Orlaith Wood and Jamie Thorp
Creatives @ Reed Words
Orlaith Wood, Creative Lead, Reed Words
Orlaith, Creative Lead at Reed Words, has over 10 years experience crafting strategic copy and voices for brands including Bang & Olufsen, Penhaligon’s, Southbank Centre and Schwinn.
Orlaith has led award-winning verbal branding and naming projects including Byron and Wallbaby (D&AD pencils), and UpCircle (DBA Design Effectiveness Award). She sat as a D&AD judge in 2022.
Don’t let her glittering CV fool you though. With dream clients like LEGO and Barbie, she’s a big kid at heart, with the same innate curiosity to boot.
Jamie Thorp, Senior Writer, Reed Words
NFTs, luxury property, sex toys. You name it, Jamie’s named it.
He also loves creating messaging and voices that are a little weird, but very smart. Like his award-winning work for Goodfind and Wallbaby, or pitch-perfect copy for Bang & Olufsen. Jamie’s also made good use of his MA in Creative Writing by crafting poetry for Byron. (The burger chain, not the poet.)
Jamie joined us after kick-starting his career at Pearlfisher. Now, he encourages young creatives to follow his copywriting footsteps by speaking at events like the UK Creative Festival.
About Reed Words
We’re the experts in language and copywriting for brands.

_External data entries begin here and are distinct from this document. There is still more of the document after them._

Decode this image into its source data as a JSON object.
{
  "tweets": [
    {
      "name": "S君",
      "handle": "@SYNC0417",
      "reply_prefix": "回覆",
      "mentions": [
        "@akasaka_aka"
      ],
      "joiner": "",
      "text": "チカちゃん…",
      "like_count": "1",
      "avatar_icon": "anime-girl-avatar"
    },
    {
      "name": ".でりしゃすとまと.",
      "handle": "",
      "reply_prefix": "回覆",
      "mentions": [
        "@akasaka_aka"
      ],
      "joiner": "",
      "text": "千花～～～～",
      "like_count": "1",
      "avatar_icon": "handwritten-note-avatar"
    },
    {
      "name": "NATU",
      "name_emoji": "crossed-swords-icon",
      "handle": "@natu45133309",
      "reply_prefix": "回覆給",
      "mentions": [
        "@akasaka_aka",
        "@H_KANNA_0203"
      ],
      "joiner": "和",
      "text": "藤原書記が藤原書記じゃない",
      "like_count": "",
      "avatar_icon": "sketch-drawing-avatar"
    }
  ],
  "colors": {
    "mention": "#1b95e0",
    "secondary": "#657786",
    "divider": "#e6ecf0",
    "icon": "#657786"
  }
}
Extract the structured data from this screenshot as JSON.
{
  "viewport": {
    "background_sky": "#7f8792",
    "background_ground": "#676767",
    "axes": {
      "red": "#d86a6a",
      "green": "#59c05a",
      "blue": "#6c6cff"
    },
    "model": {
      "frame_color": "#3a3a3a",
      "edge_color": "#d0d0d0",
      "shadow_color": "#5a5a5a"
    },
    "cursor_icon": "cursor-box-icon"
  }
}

Your brand is your campaigns, your website, your app, your social. It’s also your conversations with customers. Your all-hands meeting. The way you hire.
Language is the thread that weaves all these things together. The stronger the thread, the stronger the weave.
That’s why we’re here. We know words like no one else, and we use them to enrich and unify everything you do.
We partner with clients big and small, in all sectors and around the world, to deliver strategic, creative language that works.

My Sessions
Naming: A Realistic Approach
From stakeholder feedback to internal arguments, any writer who’s tackled a naming brief knows it can be a fraught process. But it doesn’t have to be. Jamie and Orlaith from Reed Words will share advice on tapping into your natural naming instincts, and keeping a level head when it comes to what names can – and can’t – do.